2. There is an obligation under GDPR to deliver data integrity and confidentiality – you must keep personal data protected from unauthorised or unlawful processing as well as loss, destruction or damage using appropriate technical and organisational measures including data security practices such as encryption or pseudonymisation (replacing real person identifiers with artificial identifiers), appropriate training, and selection of staff and physical security measures. In respect of the storage of data it must only be kept for as long as is necessary for its original purpose, so you need to be clear on your data retention times and how data is securely deleted when no longer needed. You also need to be aware of where the data goes as GDPR does not just cover the EU. GDPR will have an extra-territorial effect applying to an organisation with no EU establishment if that organisation processes EU data subjects’ data so as to offer them goods or services or to monitor their behaviour within the EU. For example, a data storage facility located in the US or a website owned and operated in China but using cookies to track the behaviour of online users in the EU will be required to comply with GDPR.
3. Whether you are a data controller or data processor? A data controller determines the purposes and means of processing personal data (for example the employer). A data processor is responsible for processing personal data on behalf of a controller (for example a pension administrator). Data controllers will have a greater duty to ensure the suitability and reliability of their data processors meaning that they will need to carry out increased due diligence before entering into a contract with a data processor. If you are a data processor, the GDPR places specific legal obligations on you; for example, you are required to maintain records of personal data and processing activities. You will also have legal liability if you are responsible for a breach.

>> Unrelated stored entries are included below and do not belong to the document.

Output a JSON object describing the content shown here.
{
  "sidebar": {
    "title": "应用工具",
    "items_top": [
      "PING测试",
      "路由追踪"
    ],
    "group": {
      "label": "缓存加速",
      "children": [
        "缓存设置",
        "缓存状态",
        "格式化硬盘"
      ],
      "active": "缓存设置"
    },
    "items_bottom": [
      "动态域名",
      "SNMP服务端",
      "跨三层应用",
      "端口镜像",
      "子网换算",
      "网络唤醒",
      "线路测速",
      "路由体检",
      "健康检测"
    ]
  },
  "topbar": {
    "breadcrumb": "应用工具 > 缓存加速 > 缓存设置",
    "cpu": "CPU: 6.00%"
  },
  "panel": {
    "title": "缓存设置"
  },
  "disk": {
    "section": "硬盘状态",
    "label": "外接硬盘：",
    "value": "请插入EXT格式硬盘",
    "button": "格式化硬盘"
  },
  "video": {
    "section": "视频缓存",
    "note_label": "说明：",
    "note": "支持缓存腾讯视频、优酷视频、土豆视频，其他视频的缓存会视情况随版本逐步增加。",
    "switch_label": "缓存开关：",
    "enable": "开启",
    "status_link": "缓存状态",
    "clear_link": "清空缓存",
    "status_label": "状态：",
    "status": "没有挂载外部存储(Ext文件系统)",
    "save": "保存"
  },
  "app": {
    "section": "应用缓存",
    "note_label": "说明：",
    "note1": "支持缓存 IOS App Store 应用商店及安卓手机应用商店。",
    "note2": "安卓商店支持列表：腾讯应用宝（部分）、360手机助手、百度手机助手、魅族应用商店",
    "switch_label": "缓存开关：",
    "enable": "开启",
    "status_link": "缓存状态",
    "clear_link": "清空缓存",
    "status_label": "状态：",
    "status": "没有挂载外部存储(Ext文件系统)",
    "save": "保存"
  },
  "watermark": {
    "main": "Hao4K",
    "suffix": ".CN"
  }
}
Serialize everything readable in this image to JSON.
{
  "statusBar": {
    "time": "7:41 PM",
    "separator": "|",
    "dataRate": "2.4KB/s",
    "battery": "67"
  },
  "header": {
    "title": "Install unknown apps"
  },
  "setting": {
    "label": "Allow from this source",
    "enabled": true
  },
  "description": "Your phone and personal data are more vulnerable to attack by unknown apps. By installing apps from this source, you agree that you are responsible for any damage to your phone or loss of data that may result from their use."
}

4. Time limits – under GDPR there will be compulsory reporting of some data breaches to the Information Commissioner’s Office. Reportable incidents can include unauthorised access to or destruction of data and not only circumstances where data has been disclosed or lost, which are the common data law breaches under the current laws. A notification must be made where an incident is likely to result in a risk to the rights and freedoms of the data subjects whose data you control or process. The notification must be made within 72 hours of discovery. If you are providing services as a data processor to a data controller then you will be obliged to notify the controller “without undue delay after becoming aware” of a breach. Data controllers will also have to report a breach incident to data subjects if it is likely to result in a high risk to their rights and freedoms. This obligation is not absolute and in some cases, such as where the data was properly encrypted, they will not have to be informed.
5. That you have control of the data – in light of these obligations you need to make sure your employment contracts, confidentiality obligations, notification obligations, training and data protection policies deal with these extra obligations. Only those employees who need to work with data should be allowed access, they should be using secure devices (particularly important to review if you have a BYOD policy) and encrypted methods, and you need the contractual power to get any data they do have back or deleted if the employment relationship comes to an end.